Preliminary experiments with leading LLMs reveal their struggle on complex explanatory, predictive, and recommendational tasks. The average SQL SER for high-level queries like type 2, type 3, and type 4 is reported at 67.8%, 57.4%, and 74.5%, respectively, significantly lower than simpler text-to-SQL benchmarks such as BIRD with an 88.0% success rate.

Figure 2: Comparison between our proposed atomized multi-agent evaluation mechanism and single LLM evaluation. S: Structure, D: Data Sense, I: Insightfulness, O: Operation Implementability, P: Purpose Alignment, C: Compliance. The dashed lines indicate overall average scores.

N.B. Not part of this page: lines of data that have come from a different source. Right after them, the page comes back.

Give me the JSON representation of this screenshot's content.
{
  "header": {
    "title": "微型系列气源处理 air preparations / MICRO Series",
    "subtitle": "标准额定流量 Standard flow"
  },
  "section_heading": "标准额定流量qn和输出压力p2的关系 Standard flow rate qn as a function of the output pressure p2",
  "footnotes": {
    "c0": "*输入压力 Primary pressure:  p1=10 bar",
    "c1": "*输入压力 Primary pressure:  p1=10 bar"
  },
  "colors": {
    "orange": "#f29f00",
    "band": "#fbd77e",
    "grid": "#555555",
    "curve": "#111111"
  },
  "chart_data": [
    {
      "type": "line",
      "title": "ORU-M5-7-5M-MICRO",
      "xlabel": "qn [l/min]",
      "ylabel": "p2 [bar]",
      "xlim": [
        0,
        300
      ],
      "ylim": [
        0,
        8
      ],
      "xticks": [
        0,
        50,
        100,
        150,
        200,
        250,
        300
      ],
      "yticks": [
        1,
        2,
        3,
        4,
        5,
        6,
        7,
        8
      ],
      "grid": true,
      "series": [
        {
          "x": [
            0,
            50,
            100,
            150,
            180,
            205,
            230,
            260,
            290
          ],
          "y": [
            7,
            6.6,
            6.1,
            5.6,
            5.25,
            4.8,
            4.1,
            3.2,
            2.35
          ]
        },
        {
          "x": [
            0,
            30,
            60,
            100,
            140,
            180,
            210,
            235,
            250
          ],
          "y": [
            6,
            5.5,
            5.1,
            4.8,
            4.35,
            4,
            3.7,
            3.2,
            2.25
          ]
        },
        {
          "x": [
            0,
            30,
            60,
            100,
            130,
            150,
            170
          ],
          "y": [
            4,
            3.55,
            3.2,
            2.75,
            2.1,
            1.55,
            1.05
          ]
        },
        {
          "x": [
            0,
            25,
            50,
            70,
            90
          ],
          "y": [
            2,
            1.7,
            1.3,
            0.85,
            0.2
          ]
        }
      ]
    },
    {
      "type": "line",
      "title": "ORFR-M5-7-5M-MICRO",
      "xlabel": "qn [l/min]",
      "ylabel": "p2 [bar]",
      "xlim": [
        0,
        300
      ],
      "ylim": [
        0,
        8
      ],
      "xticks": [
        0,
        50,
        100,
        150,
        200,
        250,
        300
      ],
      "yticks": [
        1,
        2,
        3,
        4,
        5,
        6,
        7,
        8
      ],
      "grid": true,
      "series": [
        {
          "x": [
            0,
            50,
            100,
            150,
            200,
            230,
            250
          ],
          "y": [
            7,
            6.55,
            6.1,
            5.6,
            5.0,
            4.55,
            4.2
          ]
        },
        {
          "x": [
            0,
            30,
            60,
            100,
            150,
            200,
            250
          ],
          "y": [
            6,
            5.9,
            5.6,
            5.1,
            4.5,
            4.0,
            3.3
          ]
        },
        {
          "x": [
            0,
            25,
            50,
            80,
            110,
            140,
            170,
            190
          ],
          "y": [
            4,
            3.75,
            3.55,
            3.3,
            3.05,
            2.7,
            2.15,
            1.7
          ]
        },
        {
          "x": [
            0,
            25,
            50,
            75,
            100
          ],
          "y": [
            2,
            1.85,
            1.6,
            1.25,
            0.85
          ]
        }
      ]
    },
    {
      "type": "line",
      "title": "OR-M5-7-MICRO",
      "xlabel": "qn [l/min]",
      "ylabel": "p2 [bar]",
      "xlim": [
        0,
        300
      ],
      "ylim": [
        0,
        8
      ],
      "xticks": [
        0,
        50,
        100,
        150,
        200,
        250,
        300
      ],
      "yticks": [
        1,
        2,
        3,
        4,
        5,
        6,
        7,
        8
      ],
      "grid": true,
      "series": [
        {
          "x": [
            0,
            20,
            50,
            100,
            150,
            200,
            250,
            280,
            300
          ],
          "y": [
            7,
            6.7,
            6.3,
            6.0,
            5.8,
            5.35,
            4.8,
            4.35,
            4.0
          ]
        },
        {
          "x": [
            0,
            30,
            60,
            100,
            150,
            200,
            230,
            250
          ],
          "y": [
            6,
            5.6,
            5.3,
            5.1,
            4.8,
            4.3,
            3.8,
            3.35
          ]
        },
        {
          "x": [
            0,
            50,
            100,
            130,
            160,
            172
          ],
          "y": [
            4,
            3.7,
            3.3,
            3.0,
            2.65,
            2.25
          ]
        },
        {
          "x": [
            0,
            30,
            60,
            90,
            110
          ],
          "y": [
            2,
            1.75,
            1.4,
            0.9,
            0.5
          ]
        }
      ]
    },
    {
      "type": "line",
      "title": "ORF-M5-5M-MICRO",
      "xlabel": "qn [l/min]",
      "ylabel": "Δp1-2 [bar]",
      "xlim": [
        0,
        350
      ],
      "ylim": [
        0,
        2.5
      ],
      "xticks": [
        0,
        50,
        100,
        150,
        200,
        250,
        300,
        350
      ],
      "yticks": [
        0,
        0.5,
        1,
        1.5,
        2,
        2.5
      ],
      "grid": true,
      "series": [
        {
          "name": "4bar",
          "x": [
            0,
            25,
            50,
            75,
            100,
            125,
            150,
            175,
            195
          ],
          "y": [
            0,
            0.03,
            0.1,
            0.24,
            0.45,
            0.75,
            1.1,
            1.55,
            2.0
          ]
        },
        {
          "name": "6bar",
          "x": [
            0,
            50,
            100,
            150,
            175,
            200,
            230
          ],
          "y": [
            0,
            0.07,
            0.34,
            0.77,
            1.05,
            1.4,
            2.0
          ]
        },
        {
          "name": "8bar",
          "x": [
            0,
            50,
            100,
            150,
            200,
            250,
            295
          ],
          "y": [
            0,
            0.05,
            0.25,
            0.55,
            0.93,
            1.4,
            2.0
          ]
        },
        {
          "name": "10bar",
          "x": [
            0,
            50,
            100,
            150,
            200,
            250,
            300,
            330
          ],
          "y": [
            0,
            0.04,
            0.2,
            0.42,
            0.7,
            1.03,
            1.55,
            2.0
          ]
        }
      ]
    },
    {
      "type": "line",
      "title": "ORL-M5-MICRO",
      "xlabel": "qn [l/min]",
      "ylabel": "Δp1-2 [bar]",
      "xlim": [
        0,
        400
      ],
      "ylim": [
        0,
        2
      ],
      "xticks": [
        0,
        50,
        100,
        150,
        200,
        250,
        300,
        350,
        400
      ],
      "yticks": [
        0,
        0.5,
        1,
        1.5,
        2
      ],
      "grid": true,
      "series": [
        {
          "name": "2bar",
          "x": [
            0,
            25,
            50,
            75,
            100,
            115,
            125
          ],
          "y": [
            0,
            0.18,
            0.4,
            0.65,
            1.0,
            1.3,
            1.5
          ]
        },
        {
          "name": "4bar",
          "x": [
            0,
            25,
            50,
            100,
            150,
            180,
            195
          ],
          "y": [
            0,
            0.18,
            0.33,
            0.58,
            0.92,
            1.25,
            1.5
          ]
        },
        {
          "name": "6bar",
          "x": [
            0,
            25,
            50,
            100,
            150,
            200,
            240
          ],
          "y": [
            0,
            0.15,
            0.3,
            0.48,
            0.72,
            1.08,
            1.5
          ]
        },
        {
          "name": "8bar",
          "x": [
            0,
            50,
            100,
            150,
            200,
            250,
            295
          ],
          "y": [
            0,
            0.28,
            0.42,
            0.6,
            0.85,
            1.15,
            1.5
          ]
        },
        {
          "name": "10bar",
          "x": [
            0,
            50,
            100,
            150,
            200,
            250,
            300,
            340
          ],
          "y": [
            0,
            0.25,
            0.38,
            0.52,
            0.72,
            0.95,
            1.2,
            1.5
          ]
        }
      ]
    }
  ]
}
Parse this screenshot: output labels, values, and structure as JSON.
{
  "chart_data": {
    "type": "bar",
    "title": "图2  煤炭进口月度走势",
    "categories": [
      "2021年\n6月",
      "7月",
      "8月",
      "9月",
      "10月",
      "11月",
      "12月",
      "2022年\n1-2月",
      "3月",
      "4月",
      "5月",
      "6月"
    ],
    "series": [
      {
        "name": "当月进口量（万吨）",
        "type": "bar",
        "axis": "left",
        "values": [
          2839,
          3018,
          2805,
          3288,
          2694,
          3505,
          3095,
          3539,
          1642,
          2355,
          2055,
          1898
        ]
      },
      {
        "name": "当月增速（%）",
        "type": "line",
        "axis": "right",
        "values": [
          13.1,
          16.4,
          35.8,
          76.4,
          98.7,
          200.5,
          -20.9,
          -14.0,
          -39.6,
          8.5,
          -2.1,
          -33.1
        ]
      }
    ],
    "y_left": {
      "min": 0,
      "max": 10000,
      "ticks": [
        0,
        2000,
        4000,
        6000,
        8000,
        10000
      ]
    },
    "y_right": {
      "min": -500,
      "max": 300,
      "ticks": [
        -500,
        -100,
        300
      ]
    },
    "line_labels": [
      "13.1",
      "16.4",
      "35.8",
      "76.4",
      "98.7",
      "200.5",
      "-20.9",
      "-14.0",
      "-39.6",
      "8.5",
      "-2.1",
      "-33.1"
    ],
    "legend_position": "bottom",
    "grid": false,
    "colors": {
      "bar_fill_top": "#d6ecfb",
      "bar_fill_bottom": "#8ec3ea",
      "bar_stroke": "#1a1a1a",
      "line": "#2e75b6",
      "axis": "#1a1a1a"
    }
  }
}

Implications and Future Directions

The CORGI benchmark underscores the gap between current LLM capabilities and the requirements of profound BI applications. LLMs exhibit substantial declines in performance when tasked with higher complexity business queries, highlighting open challenges for research into models that can incorporate strategic alignment and judgment under uncertainty.

As business applications increasingly depend on automating decision-making and strategy formulation, future research should explore extending LLM capabilities to better simulate real-world consultancy tasks. Enhancements might include developing models that integrate external knowledge bases, refine causal reasoning abilities, and apply domain-specific fine-tuning to address the nuances in complex BI scenarios.

Conclusion

The introduction of the CORGI benchmark represents a significant step towards evaluating and improving LLMs in the dynamic and demanding field of business intelligence. By aligning benchmark design with real-world business objectives and challenges, CORGI seeks to encourage advancements that will enable AI systems to deliver actionable insights, strategic recommendations, and foresight, thus bridging the gap between academic advances in text-to-SQL research and practical applications in business consulting.